Au-delà de ce stress et de ces difficultés mentales, Lesia Tsurenko – comme d’autres joueuses ukrainiennes, ou d’anciens joueurs partis faire la guerre dans leur pays – ressent de la colère. Un sentiment qu’elle a tenté d’expliquer à travers ces mots : « Je ressens aussi beaucoup de colère. Une colère terrible qui explose à l’intérieur de moi. J’ai parlé à beaucoup de joueurs et joueuses ukrainiens : on ressent tous cette colère parce que notre pays est attaqué et qu’on ne peut rien faire. Si vous saviez combien je me sens coupable de ne pas être là-bas… Avant Indian Wells, je me suis demandé si je devais rester et jouer ou me porter volontaire et rentrer pour aider mon pays, d’une façon ou d’une autre. Après une longue réflexion, j’ai décidé de rester et de jouer au tennis, mais c’est devenu très difficile. Je fais de mon mieux… J’espère que mon système nerveux et mon corps vont s’adapter et que ça sera mieux dans les prochaines semaines. » Enfin, Lesia Tsurenko a élargi sa réflexion en pensant à ce qu’il se passera après cette guerre terrible.

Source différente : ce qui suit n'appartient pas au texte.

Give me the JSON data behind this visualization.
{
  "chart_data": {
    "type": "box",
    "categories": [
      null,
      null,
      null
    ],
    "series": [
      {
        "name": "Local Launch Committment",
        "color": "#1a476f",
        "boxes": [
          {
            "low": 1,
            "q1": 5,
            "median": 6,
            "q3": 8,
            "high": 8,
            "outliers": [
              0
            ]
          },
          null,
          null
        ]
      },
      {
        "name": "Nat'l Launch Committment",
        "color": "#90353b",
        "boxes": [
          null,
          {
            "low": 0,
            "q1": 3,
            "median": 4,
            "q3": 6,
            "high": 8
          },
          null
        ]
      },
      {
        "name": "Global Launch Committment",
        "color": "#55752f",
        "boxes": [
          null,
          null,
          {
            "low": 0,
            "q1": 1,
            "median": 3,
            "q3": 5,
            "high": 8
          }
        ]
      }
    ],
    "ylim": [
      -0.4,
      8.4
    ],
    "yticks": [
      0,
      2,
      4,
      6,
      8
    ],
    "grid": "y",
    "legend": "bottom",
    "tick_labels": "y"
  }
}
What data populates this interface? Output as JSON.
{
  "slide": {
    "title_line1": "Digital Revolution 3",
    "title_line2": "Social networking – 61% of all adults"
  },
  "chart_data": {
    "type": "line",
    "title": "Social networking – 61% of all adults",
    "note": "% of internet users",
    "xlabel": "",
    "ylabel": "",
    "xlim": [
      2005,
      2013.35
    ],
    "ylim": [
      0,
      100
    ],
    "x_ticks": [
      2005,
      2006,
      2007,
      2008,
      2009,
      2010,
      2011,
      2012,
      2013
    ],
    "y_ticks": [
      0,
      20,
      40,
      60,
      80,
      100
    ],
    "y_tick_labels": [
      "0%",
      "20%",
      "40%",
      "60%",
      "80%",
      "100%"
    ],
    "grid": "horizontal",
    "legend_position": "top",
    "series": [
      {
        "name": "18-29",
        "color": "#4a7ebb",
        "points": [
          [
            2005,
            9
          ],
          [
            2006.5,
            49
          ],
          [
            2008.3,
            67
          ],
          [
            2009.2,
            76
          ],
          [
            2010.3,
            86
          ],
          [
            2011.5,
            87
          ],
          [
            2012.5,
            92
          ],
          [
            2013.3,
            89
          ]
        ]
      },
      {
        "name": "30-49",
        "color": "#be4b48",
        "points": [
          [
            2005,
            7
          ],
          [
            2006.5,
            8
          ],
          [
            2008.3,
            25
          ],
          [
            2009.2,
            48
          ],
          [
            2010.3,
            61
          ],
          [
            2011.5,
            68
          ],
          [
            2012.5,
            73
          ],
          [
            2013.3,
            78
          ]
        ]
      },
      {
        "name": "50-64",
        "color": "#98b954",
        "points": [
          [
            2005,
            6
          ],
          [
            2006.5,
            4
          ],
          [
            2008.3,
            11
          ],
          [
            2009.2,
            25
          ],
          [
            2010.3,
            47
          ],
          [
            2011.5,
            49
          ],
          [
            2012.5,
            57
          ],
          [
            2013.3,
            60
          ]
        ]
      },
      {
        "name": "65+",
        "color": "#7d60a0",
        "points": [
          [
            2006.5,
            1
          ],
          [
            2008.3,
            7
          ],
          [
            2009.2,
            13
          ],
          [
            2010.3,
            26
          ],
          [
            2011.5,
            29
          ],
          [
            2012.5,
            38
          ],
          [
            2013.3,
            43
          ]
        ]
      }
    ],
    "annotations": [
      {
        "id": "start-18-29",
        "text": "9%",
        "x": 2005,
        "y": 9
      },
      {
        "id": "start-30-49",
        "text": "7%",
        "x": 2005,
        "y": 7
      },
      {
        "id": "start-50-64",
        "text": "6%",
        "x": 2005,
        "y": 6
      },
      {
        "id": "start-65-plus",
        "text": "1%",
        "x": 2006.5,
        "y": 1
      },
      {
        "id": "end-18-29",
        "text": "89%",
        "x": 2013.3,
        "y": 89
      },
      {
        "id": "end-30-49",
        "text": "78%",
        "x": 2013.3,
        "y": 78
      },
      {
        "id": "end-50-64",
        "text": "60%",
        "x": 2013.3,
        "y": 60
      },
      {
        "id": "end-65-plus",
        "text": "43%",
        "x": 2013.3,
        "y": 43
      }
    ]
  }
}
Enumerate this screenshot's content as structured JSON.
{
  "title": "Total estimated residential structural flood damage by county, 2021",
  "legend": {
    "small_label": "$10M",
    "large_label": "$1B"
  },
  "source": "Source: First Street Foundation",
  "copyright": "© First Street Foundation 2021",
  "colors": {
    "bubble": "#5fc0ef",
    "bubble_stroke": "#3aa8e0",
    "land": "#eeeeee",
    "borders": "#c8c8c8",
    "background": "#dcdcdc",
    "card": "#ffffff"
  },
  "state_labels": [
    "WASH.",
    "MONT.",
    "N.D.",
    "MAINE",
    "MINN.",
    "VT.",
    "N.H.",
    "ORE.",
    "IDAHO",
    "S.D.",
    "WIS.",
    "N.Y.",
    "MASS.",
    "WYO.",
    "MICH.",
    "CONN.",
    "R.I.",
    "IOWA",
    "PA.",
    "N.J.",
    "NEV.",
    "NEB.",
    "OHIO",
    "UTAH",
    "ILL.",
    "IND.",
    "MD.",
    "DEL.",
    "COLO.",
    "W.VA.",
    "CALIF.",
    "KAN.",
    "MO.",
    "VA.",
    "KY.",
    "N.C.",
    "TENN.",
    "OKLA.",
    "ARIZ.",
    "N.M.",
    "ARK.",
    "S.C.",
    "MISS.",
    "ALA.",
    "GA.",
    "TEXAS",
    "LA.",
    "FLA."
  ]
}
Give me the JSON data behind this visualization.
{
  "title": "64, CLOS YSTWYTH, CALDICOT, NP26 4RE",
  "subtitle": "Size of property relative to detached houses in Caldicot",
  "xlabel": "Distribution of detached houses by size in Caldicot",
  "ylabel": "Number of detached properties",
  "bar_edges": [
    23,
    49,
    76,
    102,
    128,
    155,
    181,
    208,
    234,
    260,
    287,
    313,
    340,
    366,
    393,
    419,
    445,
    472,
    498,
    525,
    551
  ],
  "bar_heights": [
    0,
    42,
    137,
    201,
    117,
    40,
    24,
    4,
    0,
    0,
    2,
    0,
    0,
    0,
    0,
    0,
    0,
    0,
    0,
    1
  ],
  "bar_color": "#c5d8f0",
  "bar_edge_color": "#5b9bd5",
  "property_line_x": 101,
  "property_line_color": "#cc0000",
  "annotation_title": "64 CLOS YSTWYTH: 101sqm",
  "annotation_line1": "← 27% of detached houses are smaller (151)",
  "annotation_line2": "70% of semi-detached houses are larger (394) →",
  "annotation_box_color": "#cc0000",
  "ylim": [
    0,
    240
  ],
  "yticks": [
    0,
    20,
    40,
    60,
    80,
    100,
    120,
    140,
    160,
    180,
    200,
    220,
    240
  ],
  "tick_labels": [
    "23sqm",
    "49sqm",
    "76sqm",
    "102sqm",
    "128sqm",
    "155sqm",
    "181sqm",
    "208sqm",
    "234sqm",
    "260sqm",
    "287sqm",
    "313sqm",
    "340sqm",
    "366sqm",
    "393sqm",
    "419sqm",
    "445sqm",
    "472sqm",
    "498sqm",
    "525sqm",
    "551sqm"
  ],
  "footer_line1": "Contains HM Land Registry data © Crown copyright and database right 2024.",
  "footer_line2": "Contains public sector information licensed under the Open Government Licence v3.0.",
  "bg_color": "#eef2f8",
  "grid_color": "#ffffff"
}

Avant le conflit, elle avait déjà des projets pour un après-carrière qui, la trentaine passée, se rapprochait inexorablement. « La vie, ce n’est pas seulement jouer au tennis », a tenu à ajouter la joueuse ukrainienne. « J’aime profondément mon pays. Je vis là-bas. J’avais prévu de rester à Kiev après la fin de ma carrière. Je voulais y fonder une famille avec mon mari et développer le tennis dans mon pays. Organiser des tournois, ouvrir une académie, créer des études pour les entraîneurs et les coachs physiques… J’avais beaucoup de projets. Là, tout est différé. Il y a beaucoup de points d’interrogation dans ma vie à l’heure actuelle. » Comme toutes les joueuses ukrainiennes, elle connaît donc une période difficile. Notez que de son côté, Elina Svitolina a décidé de faire une pause de quelques jours, prête à manquer le début de la saison sur terre battue pour se remettre es vives émotions provoquées par cette situation insoutenable.